Looking for eggs in Micropia

It's Easter every day in Micropia! Countless species lay eggs or something similar. From a few enormous specimens, to bulky bags full of small eggs. Go on an egg hunt and discover an immense diversity of minuscule (Easter) eggs.

Buoys on the rowboat

Using its two long arms, the copepod (Cyclops strenuus) rows through the water at 5,500 micrometers per second. In human standards more than 16 km/h! During its reproductive period, however, it sometimes goes a bit slower. Females then have a considerable burden to carry: two large bags of eggs, containing 31-66 eggs per bag, hang from her rowboat like clumsy buoys.

Like an Easter bunny with sacks full of eggs, mother copepod races through the water.

Safe in mom's skin

The water bear also lays eggs. But the more than 1,000 species of water bears do this in different ways. While many species have males fertilize the eggs, there are species in which the females lay eggs using only their own genetic material. This is called parthenogenesis. Laying the eggs in their old molt keeps them safe from predators and gives the newborn water bears time to regain strength before waddling into the big micro-world.

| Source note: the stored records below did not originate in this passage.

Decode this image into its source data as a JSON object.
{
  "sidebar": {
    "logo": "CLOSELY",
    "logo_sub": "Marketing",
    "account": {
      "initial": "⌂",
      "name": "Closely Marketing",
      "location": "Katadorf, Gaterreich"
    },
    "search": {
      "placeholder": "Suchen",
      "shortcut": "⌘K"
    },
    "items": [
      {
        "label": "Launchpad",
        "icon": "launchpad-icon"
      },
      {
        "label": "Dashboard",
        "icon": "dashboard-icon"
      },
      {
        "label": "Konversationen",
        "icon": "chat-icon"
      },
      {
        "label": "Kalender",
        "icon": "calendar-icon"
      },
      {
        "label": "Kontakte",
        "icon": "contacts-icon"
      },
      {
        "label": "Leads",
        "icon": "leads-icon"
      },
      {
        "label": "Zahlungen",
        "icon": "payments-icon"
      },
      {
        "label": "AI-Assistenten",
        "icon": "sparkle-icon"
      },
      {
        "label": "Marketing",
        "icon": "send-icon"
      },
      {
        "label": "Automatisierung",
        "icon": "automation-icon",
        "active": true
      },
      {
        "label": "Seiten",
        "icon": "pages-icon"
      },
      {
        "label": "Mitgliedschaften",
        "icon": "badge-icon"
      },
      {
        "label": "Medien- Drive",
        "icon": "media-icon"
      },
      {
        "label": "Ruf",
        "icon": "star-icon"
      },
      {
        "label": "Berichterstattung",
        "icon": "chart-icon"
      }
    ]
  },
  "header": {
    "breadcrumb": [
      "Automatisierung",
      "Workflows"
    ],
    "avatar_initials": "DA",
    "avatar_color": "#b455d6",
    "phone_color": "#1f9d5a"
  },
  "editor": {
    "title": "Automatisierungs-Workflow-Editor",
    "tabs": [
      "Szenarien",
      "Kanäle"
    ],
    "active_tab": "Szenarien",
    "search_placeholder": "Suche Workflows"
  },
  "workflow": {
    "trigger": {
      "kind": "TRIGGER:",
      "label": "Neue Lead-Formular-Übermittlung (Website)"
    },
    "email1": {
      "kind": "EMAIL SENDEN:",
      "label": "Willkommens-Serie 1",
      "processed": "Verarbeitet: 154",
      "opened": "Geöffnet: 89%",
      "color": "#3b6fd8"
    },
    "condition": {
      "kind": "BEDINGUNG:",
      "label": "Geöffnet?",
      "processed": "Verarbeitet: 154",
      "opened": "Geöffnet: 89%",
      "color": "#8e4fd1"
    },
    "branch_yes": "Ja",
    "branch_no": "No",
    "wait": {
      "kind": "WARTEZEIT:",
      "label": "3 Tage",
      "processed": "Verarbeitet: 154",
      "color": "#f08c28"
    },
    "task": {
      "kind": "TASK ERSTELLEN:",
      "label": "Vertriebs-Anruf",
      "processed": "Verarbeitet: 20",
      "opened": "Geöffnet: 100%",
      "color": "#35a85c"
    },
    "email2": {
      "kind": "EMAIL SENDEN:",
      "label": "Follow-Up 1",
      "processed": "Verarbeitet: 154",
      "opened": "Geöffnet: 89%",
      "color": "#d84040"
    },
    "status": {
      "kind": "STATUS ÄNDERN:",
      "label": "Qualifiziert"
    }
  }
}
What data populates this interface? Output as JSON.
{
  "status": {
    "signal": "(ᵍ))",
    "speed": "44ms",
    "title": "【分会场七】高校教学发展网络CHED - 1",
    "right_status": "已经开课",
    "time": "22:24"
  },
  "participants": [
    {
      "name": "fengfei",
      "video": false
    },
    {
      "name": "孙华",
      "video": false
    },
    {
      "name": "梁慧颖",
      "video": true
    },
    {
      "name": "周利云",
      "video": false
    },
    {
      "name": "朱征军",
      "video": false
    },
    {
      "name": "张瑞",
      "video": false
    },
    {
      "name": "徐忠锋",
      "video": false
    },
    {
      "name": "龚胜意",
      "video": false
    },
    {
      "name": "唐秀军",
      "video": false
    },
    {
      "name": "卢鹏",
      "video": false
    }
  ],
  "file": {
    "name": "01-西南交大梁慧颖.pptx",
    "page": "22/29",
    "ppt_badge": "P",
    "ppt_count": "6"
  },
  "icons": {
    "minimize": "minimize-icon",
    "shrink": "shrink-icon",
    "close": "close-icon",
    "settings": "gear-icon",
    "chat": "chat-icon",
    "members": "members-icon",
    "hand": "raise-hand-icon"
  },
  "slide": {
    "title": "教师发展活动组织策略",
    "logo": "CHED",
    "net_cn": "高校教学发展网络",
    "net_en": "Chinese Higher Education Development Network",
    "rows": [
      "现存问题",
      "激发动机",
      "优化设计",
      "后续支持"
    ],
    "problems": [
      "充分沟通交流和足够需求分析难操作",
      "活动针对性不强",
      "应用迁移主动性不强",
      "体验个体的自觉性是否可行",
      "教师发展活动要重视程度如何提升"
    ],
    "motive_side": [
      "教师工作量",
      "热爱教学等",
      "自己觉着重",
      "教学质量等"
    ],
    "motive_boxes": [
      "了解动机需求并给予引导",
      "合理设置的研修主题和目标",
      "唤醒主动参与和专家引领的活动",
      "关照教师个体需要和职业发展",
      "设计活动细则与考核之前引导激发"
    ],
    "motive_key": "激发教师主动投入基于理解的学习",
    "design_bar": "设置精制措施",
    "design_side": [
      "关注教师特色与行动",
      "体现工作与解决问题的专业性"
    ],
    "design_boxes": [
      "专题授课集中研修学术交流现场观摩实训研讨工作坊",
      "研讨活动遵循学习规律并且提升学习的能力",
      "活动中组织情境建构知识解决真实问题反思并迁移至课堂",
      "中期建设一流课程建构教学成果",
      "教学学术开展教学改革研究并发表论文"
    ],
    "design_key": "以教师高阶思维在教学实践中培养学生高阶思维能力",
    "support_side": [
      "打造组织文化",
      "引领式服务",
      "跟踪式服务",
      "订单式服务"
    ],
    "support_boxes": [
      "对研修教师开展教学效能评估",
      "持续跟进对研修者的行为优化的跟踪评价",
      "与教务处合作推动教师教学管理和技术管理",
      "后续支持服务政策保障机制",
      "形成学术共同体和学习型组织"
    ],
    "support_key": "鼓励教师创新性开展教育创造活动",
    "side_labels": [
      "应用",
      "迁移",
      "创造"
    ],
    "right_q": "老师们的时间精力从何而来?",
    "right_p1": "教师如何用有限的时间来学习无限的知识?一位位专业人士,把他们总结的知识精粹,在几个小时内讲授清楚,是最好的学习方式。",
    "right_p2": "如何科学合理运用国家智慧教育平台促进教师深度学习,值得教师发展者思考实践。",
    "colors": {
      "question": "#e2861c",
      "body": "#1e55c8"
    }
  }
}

Mother water bear carries huge eggs within her, which eventually hatch in her old molt.

"Bacteria eggs"

Bacteria do not reproduce through eggs. They do this simply by dividing themselves in two. Still, some species do use a type of egg to survive extreme conditions: endospores. When living conditions deteriorate, they form an extremely resilient structure in their cell. This is a type of dormant daughter cell that can survive conditions such as strong UV rays, heat and disinfectants.

Using tiny spores, a type of indestructible eggs, bacteria are able to survive all kinds of extreme conditions (credits: Xi Chen / Columbia University).

Like Trojan horses

Nematodes, or roundworms, are the most common creatures on Earth. And so there are a lot of roundworm eggs. Most are laid in the soil, but the species Mermis nigrescens lays its eggs on plant leaves. Here they are eaten by herbivorous insects. Once inside the insect, the eggs hatch and the larvae begin to eat the insect from the inside.

Roundworms lay countless eggs in the strangest places.